U.S. President Donald Trump has declined to certify the Iran nuclear agreement, asserting that it is up to the GOP-majority Congress to decide whether the deal will continue. The European Union has blasted Trump's call to have the international agreement revised or discontinued.
On Oct. 13, Trump announced from the White House that he had decertified the Iran deal, asserting that the Iranian government had violated the terms of the agreement.
"Our policy is based on clear assessment of Iranian dictatorship, its sponsorship of terrorism and its continuing aggression in the Middle East and all around the world," Trump said.
In July 2015, the Obama administration and Iranian President Hassan Rouhani's administration negotiated a deal that would lift U.S. sanctions on Iran if the Rouhani government dismantled its ability to develop a nuclear weapon and agreed to international inspections. China, Russia and the EU signed onto the agreement.
International observers asserted that Iran was still in compliance with the deal, and U.S. Defense Secretary James Mattis had previously told reporters that maintaining the agreement was crucial for national security.
Trump not only decertified Iran's compliance with the agreement but also announced new sanctions on the Iranian Revolutionary Guard Corps, a group that he accused of aiding terrorist organizations.

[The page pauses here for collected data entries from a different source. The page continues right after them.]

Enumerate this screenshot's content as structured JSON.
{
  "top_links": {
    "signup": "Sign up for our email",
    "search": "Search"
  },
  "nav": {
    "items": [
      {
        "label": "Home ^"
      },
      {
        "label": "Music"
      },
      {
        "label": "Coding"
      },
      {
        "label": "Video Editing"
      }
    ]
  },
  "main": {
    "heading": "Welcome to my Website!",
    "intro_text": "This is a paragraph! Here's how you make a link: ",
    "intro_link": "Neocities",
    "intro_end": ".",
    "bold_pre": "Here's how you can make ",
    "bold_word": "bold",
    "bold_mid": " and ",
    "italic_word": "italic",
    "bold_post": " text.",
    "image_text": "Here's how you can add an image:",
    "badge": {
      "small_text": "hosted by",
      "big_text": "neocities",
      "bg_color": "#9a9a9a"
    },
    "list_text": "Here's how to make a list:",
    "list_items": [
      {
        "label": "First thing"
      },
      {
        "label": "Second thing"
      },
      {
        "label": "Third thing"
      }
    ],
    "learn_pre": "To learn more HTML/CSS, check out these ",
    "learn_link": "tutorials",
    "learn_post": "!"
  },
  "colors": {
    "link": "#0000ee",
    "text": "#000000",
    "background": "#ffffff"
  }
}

Beginning on Oct. 15, Congress will have 60 days to vote on whether to reimpose the U.S. sanctions on Iran that were lifted as a key condition of the nuclear deal. Trump asserted that he would cancel the deal entirely if Congress did not include stricter conditions for Iran.
"In the event we are not able to reach a solution ... with Congress, then the agreement will be terminated," Trump said, according to NBC News.
The president added that U.S. participation in the agreement "can be canceled by me at any time, period."
Trump's decision was roundly criticized by U.S. allies. EU foreign policy chief Federica Mogherini noted that the Iran agreement would continue even without U.S. participation, The Independent reports.
"We cannot afford as the international community to dismantle a nuclear agreement that is working," Mogherini said.
"This deal is not a bilateral agreement ... The international community, and the European Union with it, has clearly indicated that the deal is, and will, continue to be in place."
The U.S. House Speaker, GOP Rep. Paul Ryan of Wisconsin, welcomed Trump's decertification of the Iran deal and called for a renegotiation.
"Simply enforcing a fatally flawed agreement is not sufficient," Ryan said. "I support President Trump's decision to reevaluate this dangerous deal, and the House will work with his administration to counter Iran's range of destabilizing activities."
The chairman of the Senate Foreign Relations Committee, GOP Sen. Bob Corker of Tennessee, has signaled that he would not support reimposing sanctions on Iran, noting that key U.S. allies support continuing the nuclear deal.
"You can only tear these things up one time," Corker told reporters. "It might feel good for a second, but one of the things that's important for us it to keep our allies with us."
Former U.S. Vice President Joe Biden took to social media to blast Trump's decision, asserting that withdrawal from the agreement would put America at odds with the international community.
"Unilaterally putting the Iran deal at risk does not isolate Iran," Biden tweeted. "It isolates us."